Roddy is in Barry’s charge, answering to him alone. I hear Barry down by the water coercing Roddy to do his job. “Okay, go get him boy! That’s a good boy! C’mon now, bring him back to me.”

            Roddy is a stout walleye rod strung with 12-pound monofilament. Barry casts the double-odd, eight-inch Daredevil spoon with boat anchor treble hooks out over the top of the duck. Unsuccessful on the first try, he reels in the line until it eventually hooks the duck. Neither Lee nor I have Barry’s talent with Roddy.

            Once the ducks are bagged, we assume our positions. The next pass yields three more possible orange sauce delights and another half-box of empty shells. As ducks fall from the sky, Barry and I yell, “I got him!” Simultaneously, we move to intercept the duck on the ground between us.

            Facing one another over the crumpled bird, our eyes meet. “I know I shot that duck,” I say loudly, conviction gleaming in my eyes.

            “No, I shot that duck,” Barry replies. Already holding one of the three birds just killed, he stoops to pick up the bird in question.

            “You were shooting at that duck when I shot this one.” I point to the duck in his hand.

While a duck is far less important than a friendship, the principal of the issue has become very important to me. We’re both holding loaded weapons, but that doesn’t concern me. Barry is a poor shot. Even at close range.

            To further complicate the matter, Barry starts fumbling with a pair of ladies panty hose, working to unravel the legs, a job much easier with the lady inside. “I’ve been looking for one of these ‘shovelers’ for a long time,” he exclaims, apparently not recognizing our difficulty.

            Freeing one leg from the knot of nylon, he pulls out a pocketknife and cuts it off, then slips the bird into the open stocking.

            As far as I’m concerned the issue of ownership remains unresolved. “You know that’s my duck, don’t you?” I insist. “Why’d you put my duck in some lady’s stocking?”

            “Specimen,” he grunts. “I’m gonna stuff him. I’ve never stuffed a ‘shoveler’ before.”

            “You haven’t stuffed this one either,” I retort. “Ducks are for eating, not stuffing. Unless it’s bread stuffing.”

            “If we don’t put him in the stocking his feathers will get all ruffled,” Barry points out. “Besides, we have all day to shoot more ducks. This one’s special.”

            “Dern right he’s special. He’s gonna be my dinner!”

            “This duck is mine,” Barry states firmly while tying off the open end of the stocking.

            “Not either,” I snap. Bonking Barry on the head with the soft part of my fist as a distraction, I snatch the bagged bird from his hand and make my way back to where Lee is waiting.

            Surprised at my outburst, Barry follows along behind me, attempting to barter for the shoveler. “I’ll trade you that big fat mallard for that scrawny little shovel head,” he offers, appealing to my sense of quantity concerning mealtime.

            Suspicious, I decline, remembering the adage about a duck in the hand.

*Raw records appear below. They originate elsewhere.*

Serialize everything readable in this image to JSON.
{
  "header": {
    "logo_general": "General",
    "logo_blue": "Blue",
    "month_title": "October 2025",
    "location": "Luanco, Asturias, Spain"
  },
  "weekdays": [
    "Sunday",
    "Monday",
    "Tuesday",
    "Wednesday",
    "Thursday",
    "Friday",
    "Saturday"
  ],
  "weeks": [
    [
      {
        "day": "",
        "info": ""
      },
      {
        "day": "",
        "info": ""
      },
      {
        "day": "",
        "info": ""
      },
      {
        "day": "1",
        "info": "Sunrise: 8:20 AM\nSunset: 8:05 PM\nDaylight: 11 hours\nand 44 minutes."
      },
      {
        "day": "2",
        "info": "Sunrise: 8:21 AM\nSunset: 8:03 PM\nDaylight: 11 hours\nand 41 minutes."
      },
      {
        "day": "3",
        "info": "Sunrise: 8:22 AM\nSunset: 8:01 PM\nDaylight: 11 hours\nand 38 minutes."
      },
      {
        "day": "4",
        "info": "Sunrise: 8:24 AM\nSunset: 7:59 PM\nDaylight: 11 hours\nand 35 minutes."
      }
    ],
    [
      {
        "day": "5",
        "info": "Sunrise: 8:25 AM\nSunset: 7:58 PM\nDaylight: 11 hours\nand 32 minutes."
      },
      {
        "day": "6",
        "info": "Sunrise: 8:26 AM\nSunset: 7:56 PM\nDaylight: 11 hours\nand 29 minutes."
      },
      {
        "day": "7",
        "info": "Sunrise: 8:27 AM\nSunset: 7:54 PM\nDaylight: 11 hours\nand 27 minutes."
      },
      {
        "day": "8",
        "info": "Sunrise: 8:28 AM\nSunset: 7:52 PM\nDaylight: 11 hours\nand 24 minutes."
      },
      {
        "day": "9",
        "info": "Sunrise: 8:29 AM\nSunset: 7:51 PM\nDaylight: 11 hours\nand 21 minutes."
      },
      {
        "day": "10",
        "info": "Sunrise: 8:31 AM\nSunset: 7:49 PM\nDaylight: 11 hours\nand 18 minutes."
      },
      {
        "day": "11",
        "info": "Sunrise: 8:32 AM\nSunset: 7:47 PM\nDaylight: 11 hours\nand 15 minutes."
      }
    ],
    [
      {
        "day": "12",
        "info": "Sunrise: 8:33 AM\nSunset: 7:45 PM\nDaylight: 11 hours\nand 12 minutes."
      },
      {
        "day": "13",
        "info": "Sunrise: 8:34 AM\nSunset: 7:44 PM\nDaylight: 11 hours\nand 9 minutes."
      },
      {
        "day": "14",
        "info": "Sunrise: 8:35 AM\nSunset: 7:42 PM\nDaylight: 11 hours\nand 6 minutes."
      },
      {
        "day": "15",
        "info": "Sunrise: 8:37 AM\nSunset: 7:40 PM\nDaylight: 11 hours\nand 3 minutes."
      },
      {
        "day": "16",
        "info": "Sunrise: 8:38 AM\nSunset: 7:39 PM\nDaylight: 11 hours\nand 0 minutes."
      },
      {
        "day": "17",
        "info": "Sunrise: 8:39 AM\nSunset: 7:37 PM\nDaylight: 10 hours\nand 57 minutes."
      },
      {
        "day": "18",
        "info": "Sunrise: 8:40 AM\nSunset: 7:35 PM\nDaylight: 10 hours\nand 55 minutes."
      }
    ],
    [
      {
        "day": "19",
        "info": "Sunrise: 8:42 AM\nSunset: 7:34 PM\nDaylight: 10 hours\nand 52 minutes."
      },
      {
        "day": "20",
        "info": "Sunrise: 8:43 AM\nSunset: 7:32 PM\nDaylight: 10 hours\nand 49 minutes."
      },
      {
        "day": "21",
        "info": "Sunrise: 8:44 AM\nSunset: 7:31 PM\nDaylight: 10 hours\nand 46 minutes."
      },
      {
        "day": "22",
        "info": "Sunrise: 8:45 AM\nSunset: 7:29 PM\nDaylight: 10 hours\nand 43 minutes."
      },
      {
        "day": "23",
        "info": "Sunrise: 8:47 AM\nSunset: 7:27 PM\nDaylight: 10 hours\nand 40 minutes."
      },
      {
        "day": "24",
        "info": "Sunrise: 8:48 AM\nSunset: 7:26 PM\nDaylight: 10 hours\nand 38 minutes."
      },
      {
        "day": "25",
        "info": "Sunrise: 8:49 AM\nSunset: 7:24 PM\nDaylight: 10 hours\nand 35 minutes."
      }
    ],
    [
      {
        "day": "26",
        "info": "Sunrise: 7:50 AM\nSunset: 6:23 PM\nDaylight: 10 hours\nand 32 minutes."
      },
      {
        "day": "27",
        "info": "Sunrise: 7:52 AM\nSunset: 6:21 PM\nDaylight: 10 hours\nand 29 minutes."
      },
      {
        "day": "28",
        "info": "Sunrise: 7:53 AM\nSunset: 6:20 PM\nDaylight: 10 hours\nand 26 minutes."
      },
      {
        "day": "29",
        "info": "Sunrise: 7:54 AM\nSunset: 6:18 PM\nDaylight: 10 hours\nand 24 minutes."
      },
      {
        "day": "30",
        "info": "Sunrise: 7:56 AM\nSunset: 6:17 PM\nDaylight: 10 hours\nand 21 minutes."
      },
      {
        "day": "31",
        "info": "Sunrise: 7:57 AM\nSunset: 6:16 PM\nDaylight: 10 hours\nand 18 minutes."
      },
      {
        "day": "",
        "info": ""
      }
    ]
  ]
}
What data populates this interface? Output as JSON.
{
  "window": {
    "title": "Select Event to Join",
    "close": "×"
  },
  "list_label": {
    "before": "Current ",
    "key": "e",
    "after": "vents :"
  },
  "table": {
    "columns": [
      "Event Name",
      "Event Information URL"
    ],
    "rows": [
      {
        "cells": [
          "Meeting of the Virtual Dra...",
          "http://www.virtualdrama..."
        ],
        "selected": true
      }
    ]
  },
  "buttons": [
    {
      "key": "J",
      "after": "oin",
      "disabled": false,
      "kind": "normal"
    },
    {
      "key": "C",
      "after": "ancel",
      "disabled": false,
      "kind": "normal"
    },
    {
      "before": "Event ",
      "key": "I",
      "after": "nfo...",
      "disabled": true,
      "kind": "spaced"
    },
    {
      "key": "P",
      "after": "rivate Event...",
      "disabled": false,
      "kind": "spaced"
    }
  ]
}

            “Ah, c’mon, John. I’ve been looking for a specimen like that for the past two years,” he whines.

            Turning to face him, I ask, “Now let me get this straight, you’ll trade that big fat duck for this little bit of a duck here?”

            Suddenly the shoveler regains consciousness, however slightly. No small feat considering he’d been shot with a 12-gauge, free-falling some 80 feet to impact. He begins squirming and kicking inside the stocking. My logical reaction is to wring the bird’s neck as I try to get a firm hold on it inside the slippery nylon.

            “Don’t! You’ll wreck his neck feathers! We have to kill him gently.”

            “Why don’t we just kill him with kindness?” I demand impatiently.

            “We should try to choke him a little, without messing up his feathers,” he elaborates thoughtfully. “Do we have a trade or not?”

            “Trade. For the big Mallard,” I announce.

            I hand over the bagged duck. Barry carefully receives it. Placing his thumbs ever so carefully on the bird’s throat, he applies pressure, face contorted with what appears to be more pain than the duck is experiencing.

            The duck we now call Rodney, for distinction, commands a certain respect from us, on his way to another world for the second time today.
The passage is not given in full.